PNNL computer scientist Ang Li

“Machine learning methods are helping us to identify some of the key characteristics of workloads that represent legitimate scientific computing or something that might be anomalous that we would want to look into further,” said Barker, a PNNL computer scientist and CENATE principal investigator. “The machine learning algorithm can learn these patterns by looking at legitimate scientific codes.

“The machine learning algorithm can learn some of these patterns and then learn to distinguish between legitimate codes—something we expect to see—versus something that looks strange to us, something we’ll want to flag for a human operator to look into more deeply.”

Detecting Cyber-fingerprints

As you might suspect, there is not a gigantic data set that can be loaded into a supercomputer named “Catch the Bad Cyber Guys.”

In lieu of available information based on actual nefarious activities, researchers created a data set that reflected known, unallowable characteristics, said Li, a PNNL computer scientist. “We identified codes that illegitimate users might be running,” said Li.

Li and colleagues tapped into publicly available data from sources such as GitHub, GitLab, and Bitbucket to create their own smaller data set, to identify fingerprints of cybersecurity skullduggery such as cryptocurrency applications, password cracking activity, or longer-than-customary computer runtimes.

Trust, but Verify

Malicious codes slink into the worlds of cryptocurrency mining and password cracking, and RNNs are on the lookout for suspect behavior.

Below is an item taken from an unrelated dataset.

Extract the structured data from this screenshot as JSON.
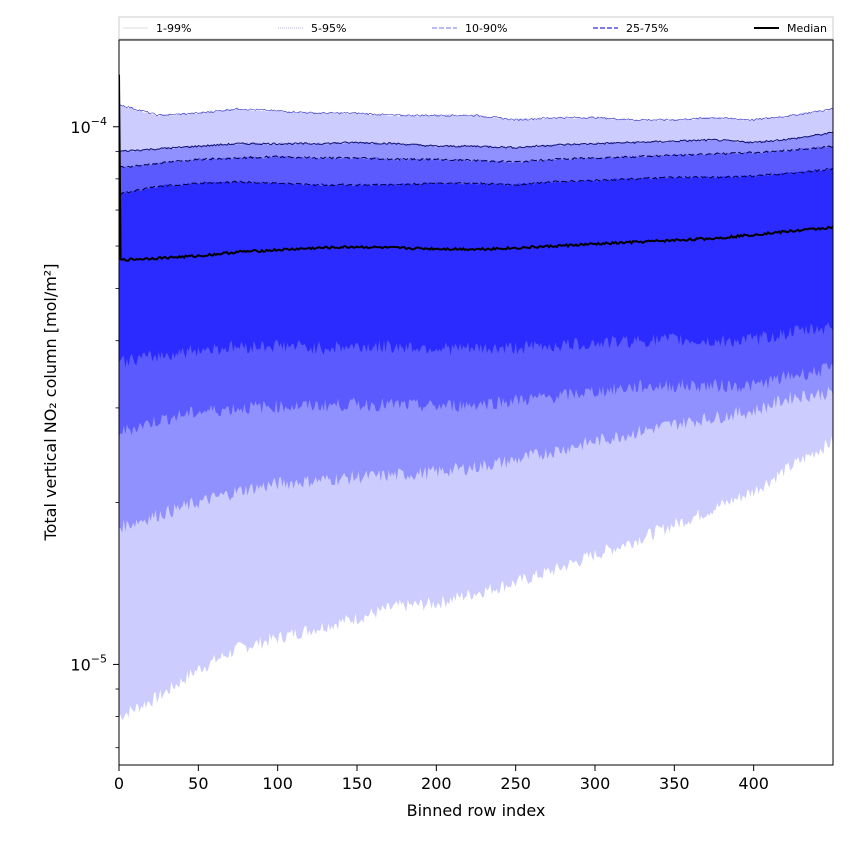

How much data is being moved from a central processing unit (CPU) to a graphics processing unit (GPU)? What is the power consumption of the GPU memory? Eventually, CENATE computer scientists expect to have a greatly enhanced RNN that can expand the potential for finding anomalous clues in the underworld of malicious codes.

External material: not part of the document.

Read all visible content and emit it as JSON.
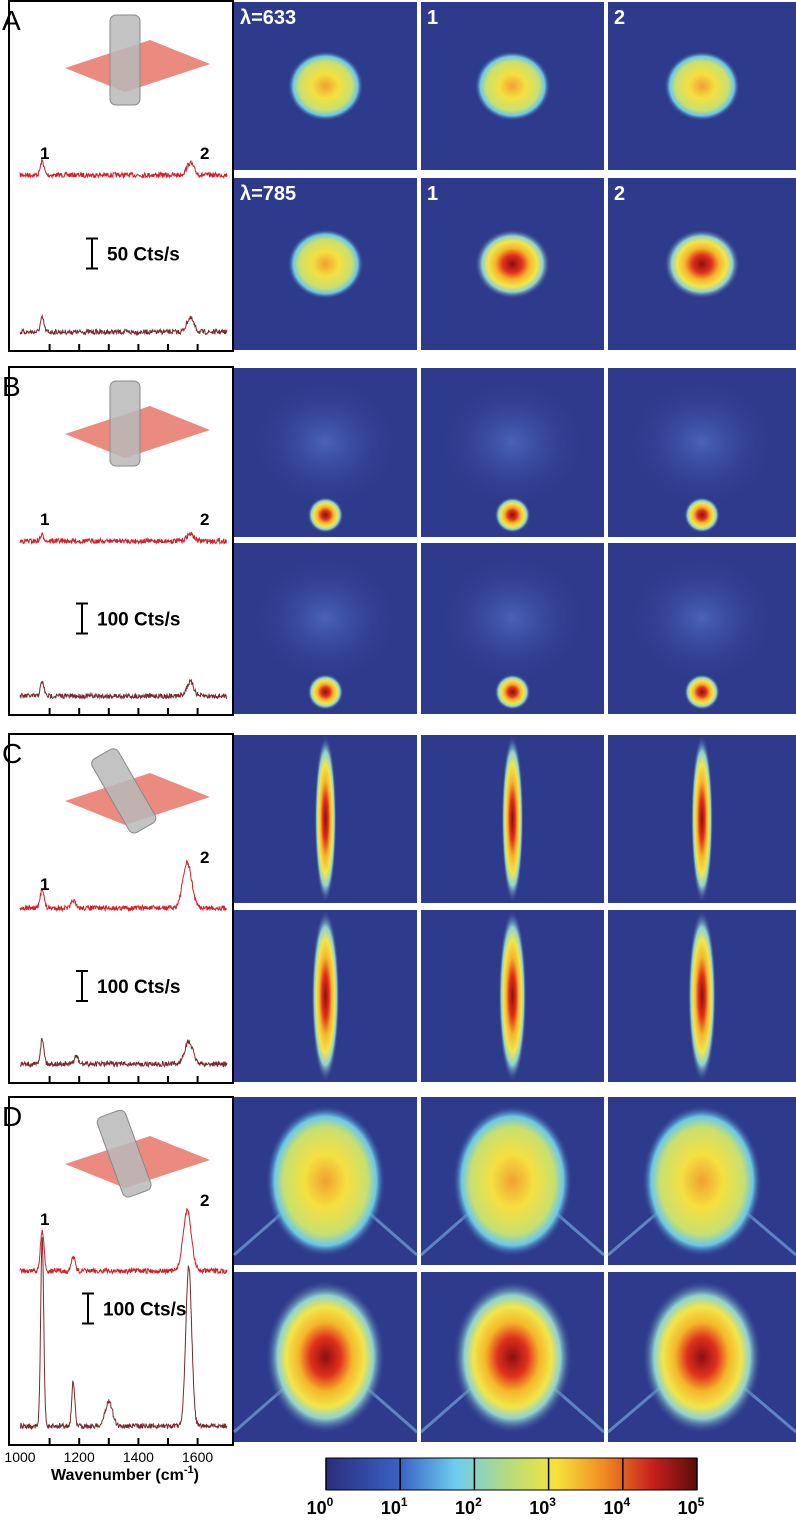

Li and Barker, along with colleagues Pengfei Zou and Rong Ge of Clemson University, published a paper in 2019 for the IEEE International Workshop/Symposium on Workload Characterization that described how machine learning through real-time RNNs could detect illicit use of high-performance computers.

Misusing a supercomputing capability presents several problems, they reported. It not only deprives mission-critical and scientific applications of execution cycles, but also increases the chance for attackers to steal data, damage systems, and leverage the high computation and network bandwidth for attacking other sites.

Prospective users of DOE supercomputing resources undergo a high level of scrutiny before they’re granted access to some of the world’s most sophisticated equipment. That entrée comes with a level of trust, said Barker, which presents a challenge for detecting unauthorized computing.

“Once a user is approved, we kind of trust them to know what they’re doing,” said Barker. “So, having these kinds of automated, machine learning tools can help facility operators with filling that trust gap—to know in real time if a user is not doing what they’re supposed to.”